Happypapierkorb’s Weblog

Juli 21, 2008

Wochenausklang 36

Gespeichert unter: Beschäftigungsmaßnahmen — happypapierkorb @ 11:18

Ja ich weiß, ich habe mir mal wieder ewig Zeit gelassen den Wa zu schreiben, aber ich hatte echt meine Gründe.

Mediale Verdummung:

Welchen Sardistischen Programmdirektor, fällt eigentlich so eine Scheiße wie Sarah and Marc Crazy in Love ein ? Sowas gehört einfach nicht ins Fernsehen, sowas gehört in ein Strafgefangen Lager, oder in ein Gefängnis für Kinderschänder. Also nein, ich fordere eine öffentliche Entschuldigung von ProSieben für „Sarah & Marc crazy in love“.

Da ich gerade Knapp in der Zeit bin, wird der WA morgen noch Upgedatet.

Sorry

Juli 13, 2008

Wochenausklang #35 -Auch bei Regen

Gespeichert unter: Beschäftigungsmaßnahmen — happypapierkorb @ 5:08

Der Wa wird heute etwas kurzer. Warum ? Zu wenig? Keine Zeit, keine Zeit smiley

Die Zeit ist auch so eine sache für sich, wo ist die Zeit wenn man sie mal bräuchte.

Rassistenschwein.

Großbritannien macht es Europa mal wieder vor: mit einem 366-seitigen Maßnahmenkatalog soll Rassismus bei Kleinkindern bekämpft werden. Schon ein „igitt“ bei fremdartig gewürztem Essen ist demnach ein Hinweis darauf, daß Ihr Kind mit dem Katalog mal ordentlich den Arsch voll bekommen sollte.

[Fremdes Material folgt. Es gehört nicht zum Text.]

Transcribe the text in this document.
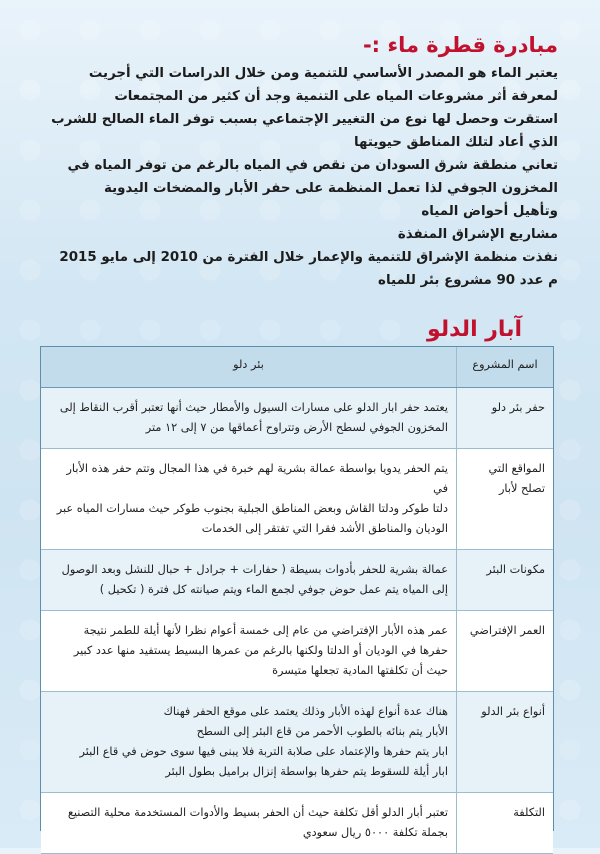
مبادرة قطرة ماء :-
يعتبر الماء هو المصدر الأساسي للتنمية ومن خلال الدراسات التي أجريت
لمعرفة أثر مشروعات المياه على التنمية وجد أن كثير من المجتمعات
استقرت وحصل لها نوع من التغيير الإجتماعي بسبب توفر الماء الصالح للشرب
الذي أعاد لتلك المناطق حيويتها
تعاني منطقة شرق السودان من نقص في المياه بالرغم من توفر المياه في
المخزون الجوفي لذا تعمل المنظمة على حفر الأبار والمضخات اليدوية
وتأهيل أحواض المياه
مشاريع الإشراق المنفذة
نفذت منظمة الإشراق للتنمية والإعمار خلال الفترة من 2010 إلى مايو 2015
م عدد 90 مشروع بئر للمياه
آبار الدلو
اسم المشروع	بئر دلو
حفر بئر دلو	يعتمد حفر ابار الدلو على مسارات السيول والأمطار حيث أنها تعتبر أقرب النقاط إلى
المخزون الجوفي لسطح الأرض وتتراوح أعماقها من ٧ إلى ١٢ متر

المواقع التي تصلح لأبار	يتم الحفر يدويا بواسطة عمالة بشرية لهم خبرة في هذا المجال وتتم حفر هذه الأبار في
دلتا طوكر ودلتا القاش وبعض المناطق الجبلية بجنوب طوكر حيث مسارات المياه عبر
الوديان والمناطق الأشد فقرا التي تفتقر إلى الخدمات

مكونات البئر	عمالة بشرية للحفر بأدوات بسيطة ( حفارات + جرادل + حبال للنشل وبعد الوصول
إلى المياه يتم عمل حوض جوفي لجمع الماء ويتم صيانته كل فترة ( تكحيل )

العمر الإفتراضي	عمر هذه الأبار الإفتراضي من عام إلى خمسة أعوام نظرا لأنها أيلة للطمر نتيجة
حفرها في الوديان أو الدلتا ولكنها بالرغم من عمرها البسيط يستفيد منها عدد كبير
حيث أن تكلفتها المادية تجعلها متيسرة

أنواع بئر الدلو	هناك عدة أنواع لهذه الأبار وذلك يعتمد على موقع الحفر فهناك
الأبار يتم بنائه بالطوب الأحمر من قاع البئر إلى السطح
ابار يتم حفرها والإعتماد على صلابة التربة فلا يبنى فيها سوى حوض في قاع البئر
ابار أيلة للسقوط يتم حفرها بواسطة إنزال براميل بطول البئر

التكلفة	تعتبر أبار الدلو أقل تكلفة حيث أن الحفر بسيط والأدوات المستخدمة محلية التصنيع
بجملة تكلفة ٥٠٠٠ ريال سعودي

Hier ein paar Anzeichen, daß Ihr Kleinkind ein Rassistenschwein ist:

  • Es bezeichnet ihm unbekannte Menschen als „Fremde“
  • Es ißt keine Schokolade
  • Es lacht nicht mit, sondern über Cliff Huxtable
  • Es wohnt in Sachsen-Anhalt
  • Es schläft am liebsten in Ihrer Hakenkreuzbettwäsche
  • Es hat Angst vorm schwarzen Mann
  • Es sagt „mein Führer“ statt „Vater“
  • Es verscharrt tote Kleinkinder mit Migrationshintergrund im Garten

Wer braucht noch, www.whatsmyip.com ?

Versucht mal das hier ^^

Ich liebe mein Land
Oder eigentlich jedes Land mit klarer Trennung zwischen Staat und Religion sowie einem Rechtssystem, das nicht Mittelalterlich / Menschenverachtend ist. Denn anders ist irgendwie krank.

Ich hoffe das ich beim nächsten Wa mehr Content zur Verfügung haben werde.

Juli 6, 2008

Wochenausklang #34

Gespeichert unter: Beschäftigungsmaßnahmen — happypapierkorb @ 9:26

So mit extremer verspätung der Wochenausklang.

Naja eigentlich bin ich ganz froh das ich überhaupt zum schreiben des WA´s komme. Nach dem meine Wochenende vom Alcohol kontrolliert war. Freitag Ottobeurer Fest, und Samstag Pitu, und Sonntag Nanu. Irgendwie gehts mir auch nicht so sonderlich gut. Aber ich denke dennoch das ich einen Interessanten Wochenausklang abliefern werde.

Danke.

Heute hat mich eine wirklich nette Email erreicht. Inhaltlich war ein Bild von mir in Bleistift. Als kleines Dankeschön an die viele Arbeit welche ich dieser netten Person beschert habe, hier mal das Werk im Wochenausklang. Wer mag kann das Bild mit ein wenig finaziellem aufwand bei der Künstlerin dirket käuflich erwerben.

Danke Lisa für deine Arbeit.

Aufgepasst.

Wer in nächster Zeit vorhat seinen Job zu wechseln wird um ein Bewerbungsgespräch nicht drum herum kommen. Zwar hört sich das Wort „Bewerbungsgespräch“ harmlos an, aber dennoch schlummern eine Menge bösärtige Fallen in so einem Gespräch. Aber mit der richtigen vorbereitung sollte man auch dieser Höhle des Löwen wieder heil rauskommen.

Hier mal einige Tipps.

1.

Ihr solltet nie schlecht über euren bisherigen Arbeitgeber sprechen. Erweckt nicht den Eindruck, dass Ihr wechseln musstet. Wenn Ihr etwa zugebt, dass Ihr mit dem Führungsstil bei eurem bisherigen Arbeitgeber unzufrieden seid, könnte euer Gesprächspartner denken, dass Ihr mit Vorgesetzten Probleme habt oder Fehler bei anderen sucht.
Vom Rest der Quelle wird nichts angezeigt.